The ‘gateway hypothesis’ - that young people who vape are more likely to move on to more dangerous cigarettes - has long been cited as a reason to ban nicotine alternatives.
However, a new review of evidence published in the Harm Reduction Journal concludes that vape use does NOT act as a gateway to teens taking up smoking.
The study titled ‘Gateway hypothesis: evaluation of evidence and alternative explanations’ finds that anti-vape policies based on the gateway effect could in fact have the “unintended consequence of increased cigarette smoking.”
Researcher Arielle Selya writes: “A major concern about ENDS [electronic nicotine delivery systems] use is the hypothesis that they may act as a gateway to cigarette smoking among youth. Evidence supporting this gateway explanation is based on findings that youth who use ENDS are also more likely to smoke cigarettes.”

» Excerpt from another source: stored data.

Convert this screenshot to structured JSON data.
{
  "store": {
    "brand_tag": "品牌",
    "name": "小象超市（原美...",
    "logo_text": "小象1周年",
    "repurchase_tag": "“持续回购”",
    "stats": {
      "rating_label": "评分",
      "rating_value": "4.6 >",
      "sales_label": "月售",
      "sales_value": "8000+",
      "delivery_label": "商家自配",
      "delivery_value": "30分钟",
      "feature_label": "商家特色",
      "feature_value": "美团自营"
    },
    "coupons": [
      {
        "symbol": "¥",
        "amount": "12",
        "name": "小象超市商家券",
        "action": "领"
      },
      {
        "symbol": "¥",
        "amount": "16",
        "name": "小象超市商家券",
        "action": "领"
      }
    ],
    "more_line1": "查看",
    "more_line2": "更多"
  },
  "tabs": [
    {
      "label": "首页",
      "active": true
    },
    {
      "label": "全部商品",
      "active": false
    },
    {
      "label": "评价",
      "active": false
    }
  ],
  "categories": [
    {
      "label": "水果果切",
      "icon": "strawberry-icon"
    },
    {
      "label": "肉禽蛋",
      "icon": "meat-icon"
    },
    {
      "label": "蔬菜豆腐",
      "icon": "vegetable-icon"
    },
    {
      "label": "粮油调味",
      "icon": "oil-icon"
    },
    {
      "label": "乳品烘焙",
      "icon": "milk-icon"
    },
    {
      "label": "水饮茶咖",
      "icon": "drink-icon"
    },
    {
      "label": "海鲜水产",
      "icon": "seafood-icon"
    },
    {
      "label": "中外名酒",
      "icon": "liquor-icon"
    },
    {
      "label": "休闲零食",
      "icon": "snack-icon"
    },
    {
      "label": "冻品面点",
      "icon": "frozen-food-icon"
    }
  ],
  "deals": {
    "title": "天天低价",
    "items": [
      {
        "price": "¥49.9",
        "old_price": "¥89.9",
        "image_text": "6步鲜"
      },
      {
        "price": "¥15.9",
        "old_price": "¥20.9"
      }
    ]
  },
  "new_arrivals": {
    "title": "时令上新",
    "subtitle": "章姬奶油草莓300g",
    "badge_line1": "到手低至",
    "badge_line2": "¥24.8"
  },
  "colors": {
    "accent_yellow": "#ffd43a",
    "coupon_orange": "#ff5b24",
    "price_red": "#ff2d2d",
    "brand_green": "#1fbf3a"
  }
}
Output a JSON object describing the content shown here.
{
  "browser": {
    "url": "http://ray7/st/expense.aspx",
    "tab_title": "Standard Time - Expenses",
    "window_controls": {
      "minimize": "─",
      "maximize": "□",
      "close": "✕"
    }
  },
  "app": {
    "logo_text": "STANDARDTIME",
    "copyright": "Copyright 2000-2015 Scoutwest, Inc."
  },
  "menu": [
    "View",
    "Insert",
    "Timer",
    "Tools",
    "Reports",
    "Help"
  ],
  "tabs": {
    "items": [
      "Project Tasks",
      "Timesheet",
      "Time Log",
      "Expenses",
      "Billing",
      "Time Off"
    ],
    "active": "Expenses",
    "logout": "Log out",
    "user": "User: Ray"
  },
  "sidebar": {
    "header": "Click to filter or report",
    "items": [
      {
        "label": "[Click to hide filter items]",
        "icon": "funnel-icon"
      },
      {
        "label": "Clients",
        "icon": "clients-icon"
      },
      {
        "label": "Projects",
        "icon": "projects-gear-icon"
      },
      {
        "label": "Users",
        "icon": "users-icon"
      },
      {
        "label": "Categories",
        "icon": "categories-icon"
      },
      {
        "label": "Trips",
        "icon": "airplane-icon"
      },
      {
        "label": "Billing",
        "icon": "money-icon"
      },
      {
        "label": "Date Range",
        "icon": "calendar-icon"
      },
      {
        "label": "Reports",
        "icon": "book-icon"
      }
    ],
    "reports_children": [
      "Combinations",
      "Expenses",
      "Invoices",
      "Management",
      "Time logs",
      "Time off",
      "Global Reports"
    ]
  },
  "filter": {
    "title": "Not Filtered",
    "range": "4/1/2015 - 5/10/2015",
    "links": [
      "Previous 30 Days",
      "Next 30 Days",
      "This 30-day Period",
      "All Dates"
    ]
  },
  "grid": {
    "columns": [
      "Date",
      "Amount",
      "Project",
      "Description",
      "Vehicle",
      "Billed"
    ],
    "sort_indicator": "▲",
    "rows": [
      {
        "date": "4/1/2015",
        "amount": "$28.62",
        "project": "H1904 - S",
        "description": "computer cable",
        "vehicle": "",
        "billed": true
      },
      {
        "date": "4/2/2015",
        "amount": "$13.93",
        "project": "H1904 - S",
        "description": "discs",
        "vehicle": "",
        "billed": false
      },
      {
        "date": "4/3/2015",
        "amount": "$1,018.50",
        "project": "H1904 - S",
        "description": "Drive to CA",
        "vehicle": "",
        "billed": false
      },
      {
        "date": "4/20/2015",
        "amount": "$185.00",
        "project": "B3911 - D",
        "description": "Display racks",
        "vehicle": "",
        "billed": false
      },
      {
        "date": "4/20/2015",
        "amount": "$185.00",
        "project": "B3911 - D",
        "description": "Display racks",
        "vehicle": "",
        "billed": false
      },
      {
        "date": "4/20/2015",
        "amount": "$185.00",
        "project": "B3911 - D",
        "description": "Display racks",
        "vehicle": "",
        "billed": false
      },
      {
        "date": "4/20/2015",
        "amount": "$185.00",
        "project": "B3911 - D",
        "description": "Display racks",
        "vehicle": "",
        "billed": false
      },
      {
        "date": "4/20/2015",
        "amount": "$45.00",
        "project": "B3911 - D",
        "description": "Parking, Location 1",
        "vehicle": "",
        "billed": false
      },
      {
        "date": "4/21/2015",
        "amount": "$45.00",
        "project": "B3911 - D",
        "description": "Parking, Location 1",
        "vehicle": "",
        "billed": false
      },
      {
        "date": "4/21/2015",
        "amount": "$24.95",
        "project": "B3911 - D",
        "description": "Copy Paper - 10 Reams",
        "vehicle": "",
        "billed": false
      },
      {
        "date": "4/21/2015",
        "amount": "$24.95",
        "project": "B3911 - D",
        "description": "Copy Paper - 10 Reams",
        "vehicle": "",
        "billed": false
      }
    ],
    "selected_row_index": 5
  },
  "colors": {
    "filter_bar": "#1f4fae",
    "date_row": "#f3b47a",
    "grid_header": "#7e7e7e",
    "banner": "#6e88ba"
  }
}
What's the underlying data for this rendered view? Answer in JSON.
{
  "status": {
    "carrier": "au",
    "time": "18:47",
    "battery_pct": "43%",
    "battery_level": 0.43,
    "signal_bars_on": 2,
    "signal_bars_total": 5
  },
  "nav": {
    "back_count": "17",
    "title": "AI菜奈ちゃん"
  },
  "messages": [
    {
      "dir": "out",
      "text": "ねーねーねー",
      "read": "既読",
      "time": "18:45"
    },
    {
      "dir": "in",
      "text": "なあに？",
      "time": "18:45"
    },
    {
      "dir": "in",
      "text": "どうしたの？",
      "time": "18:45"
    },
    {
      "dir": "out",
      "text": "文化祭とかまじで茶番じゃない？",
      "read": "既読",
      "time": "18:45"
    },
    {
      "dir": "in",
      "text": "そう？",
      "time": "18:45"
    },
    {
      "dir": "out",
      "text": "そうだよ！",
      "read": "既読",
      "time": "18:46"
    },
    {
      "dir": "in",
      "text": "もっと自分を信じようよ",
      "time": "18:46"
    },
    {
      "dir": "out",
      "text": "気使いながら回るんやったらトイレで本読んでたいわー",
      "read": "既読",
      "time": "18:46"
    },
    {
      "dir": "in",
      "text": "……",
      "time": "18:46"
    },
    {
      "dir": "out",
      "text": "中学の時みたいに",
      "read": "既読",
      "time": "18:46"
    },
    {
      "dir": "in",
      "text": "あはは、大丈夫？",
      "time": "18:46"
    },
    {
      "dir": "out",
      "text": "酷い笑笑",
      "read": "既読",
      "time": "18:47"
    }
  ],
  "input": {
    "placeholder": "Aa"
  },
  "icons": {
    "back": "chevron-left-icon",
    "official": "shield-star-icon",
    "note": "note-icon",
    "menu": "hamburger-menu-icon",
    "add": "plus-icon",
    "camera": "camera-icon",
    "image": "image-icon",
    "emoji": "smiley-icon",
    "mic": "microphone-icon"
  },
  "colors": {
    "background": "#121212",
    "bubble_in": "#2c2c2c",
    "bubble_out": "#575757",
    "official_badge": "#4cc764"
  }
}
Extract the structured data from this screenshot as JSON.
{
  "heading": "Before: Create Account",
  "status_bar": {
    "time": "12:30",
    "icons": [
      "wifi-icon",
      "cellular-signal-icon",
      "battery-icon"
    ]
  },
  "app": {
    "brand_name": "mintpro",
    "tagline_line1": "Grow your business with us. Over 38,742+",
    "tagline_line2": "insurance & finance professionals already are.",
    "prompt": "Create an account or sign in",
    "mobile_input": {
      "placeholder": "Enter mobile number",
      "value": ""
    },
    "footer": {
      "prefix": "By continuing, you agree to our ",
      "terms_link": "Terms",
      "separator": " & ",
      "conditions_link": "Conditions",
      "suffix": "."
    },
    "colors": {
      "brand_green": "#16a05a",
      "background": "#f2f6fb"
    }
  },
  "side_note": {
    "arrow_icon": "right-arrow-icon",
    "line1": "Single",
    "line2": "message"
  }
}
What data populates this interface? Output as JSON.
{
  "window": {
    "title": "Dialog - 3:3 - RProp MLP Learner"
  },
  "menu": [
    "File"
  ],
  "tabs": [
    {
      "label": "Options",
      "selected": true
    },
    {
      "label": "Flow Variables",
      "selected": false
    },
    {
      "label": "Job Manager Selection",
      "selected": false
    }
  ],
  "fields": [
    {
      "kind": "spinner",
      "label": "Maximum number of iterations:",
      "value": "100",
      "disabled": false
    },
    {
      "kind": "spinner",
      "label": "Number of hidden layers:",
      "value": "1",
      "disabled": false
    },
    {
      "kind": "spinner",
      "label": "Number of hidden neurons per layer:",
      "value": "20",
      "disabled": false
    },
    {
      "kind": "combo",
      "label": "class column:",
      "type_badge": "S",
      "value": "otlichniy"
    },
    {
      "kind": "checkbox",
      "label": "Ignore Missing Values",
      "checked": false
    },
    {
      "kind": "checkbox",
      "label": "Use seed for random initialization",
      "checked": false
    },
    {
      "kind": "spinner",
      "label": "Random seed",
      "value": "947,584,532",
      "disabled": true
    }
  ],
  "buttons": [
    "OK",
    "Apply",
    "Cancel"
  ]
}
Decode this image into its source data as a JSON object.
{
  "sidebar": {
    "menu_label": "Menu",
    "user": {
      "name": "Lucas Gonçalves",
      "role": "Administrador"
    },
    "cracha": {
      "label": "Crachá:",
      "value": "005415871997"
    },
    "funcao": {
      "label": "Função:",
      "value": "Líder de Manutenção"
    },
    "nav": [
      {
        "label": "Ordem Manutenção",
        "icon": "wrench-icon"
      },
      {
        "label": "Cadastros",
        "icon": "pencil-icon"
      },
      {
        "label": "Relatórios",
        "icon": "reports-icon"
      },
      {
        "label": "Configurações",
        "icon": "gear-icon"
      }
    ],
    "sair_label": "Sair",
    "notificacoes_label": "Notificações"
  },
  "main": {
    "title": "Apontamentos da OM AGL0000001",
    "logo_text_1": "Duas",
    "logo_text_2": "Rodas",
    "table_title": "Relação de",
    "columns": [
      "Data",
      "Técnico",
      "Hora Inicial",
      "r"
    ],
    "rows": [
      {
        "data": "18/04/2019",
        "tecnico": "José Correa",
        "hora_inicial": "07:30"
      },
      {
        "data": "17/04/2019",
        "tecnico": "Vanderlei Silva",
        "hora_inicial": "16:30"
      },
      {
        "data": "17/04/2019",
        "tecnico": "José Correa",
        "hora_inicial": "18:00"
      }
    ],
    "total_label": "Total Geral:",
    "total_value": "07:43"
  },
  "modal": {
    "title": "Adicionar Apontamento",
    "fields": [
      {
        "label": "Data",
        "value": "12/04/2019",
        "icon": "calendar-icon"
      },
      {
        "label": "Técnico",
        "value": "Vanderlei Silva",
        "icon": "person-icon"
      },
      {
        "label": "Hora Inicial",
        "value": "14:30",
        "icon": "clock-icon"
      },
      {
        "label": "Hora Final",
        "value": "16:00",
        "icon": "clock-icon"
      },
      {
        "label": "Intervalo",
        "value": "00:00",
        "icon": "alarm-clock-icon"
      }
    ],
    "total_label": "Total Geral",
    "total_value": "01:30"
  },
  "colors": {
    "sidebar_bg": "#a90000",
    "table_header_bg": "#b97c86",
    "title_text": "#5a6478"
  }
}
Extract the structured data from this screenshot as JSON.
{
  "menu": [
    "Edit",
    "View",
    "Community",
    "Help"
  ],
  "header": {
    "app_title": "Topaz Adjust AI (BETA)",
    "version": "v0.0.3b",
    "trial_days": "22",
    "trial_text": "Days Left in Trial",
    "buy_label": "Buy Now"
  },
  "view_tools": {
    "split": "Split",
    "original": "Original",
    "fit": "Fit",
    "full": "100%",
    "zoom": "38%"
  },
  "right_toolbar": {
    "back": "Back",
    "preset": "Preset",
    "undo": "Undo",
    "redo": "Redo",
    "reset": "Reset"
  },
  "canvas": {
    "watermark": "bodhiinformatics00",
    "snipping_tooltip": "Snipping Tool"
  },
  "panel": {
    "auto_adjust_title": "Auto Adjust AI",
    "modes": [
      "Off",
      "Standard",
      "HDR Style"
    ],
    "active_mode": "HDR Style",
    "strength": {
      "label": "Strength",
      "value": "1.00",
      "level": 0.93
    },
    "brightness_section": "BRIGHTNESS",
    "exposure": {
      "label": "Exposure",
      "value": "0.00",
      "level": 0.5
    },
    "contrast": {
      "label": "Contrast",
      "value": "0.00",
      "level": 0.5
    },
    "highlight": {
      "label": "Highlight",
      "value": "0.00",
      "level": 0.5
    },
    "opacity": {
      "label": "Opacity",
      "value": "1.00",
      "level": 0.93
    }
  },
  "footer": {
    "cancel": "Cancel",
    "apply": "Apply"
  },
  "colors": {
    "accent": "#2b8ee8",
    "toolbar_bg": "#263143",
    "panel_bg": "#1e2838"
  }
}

But Selya says a more accurate interpretation of previous findings is that young people who are likely to vape are also more likely to smoke cigarettes.
An important flaw
“..this evidence suffers from an important flaw,” she writes. “These studies fail to fully account for some youths’ pre-existing tendency to use nicotine products - either by not including sufficient common liability variables, or not accurately measuring common liability - and inappropriately interpret the results as ENDS use causing some youth to smoke.”
The review finds that vaping and smoking trends are “inconsistent with the gateway hypothesis” and in fact point to vapes “displacing cigarettes.”
Selya says: “Policies based on misinterpreting a causal gateway effect may be ineffective at best, and risk the negative unintended consequence of increased cigarette smoking.”
The report says that based on the more likely “common liability explanation,” where vaping youths have a pre-existing tendency to use nicotine products, the case against ENDs is weakened “to the point where, in some studies, ENDS use poses no additional risks”.
Selya adds: “Different lines of evidence also contradict the gateway explanation and support the common liability explanation, namely population-trend modelling studies that show smoking to be less common among youth now, than would be expected if ENDS had never become available.
“This raises the question about whether ENDS are diverting youth away from ever smoking cigarettes, which is an important area for future research.”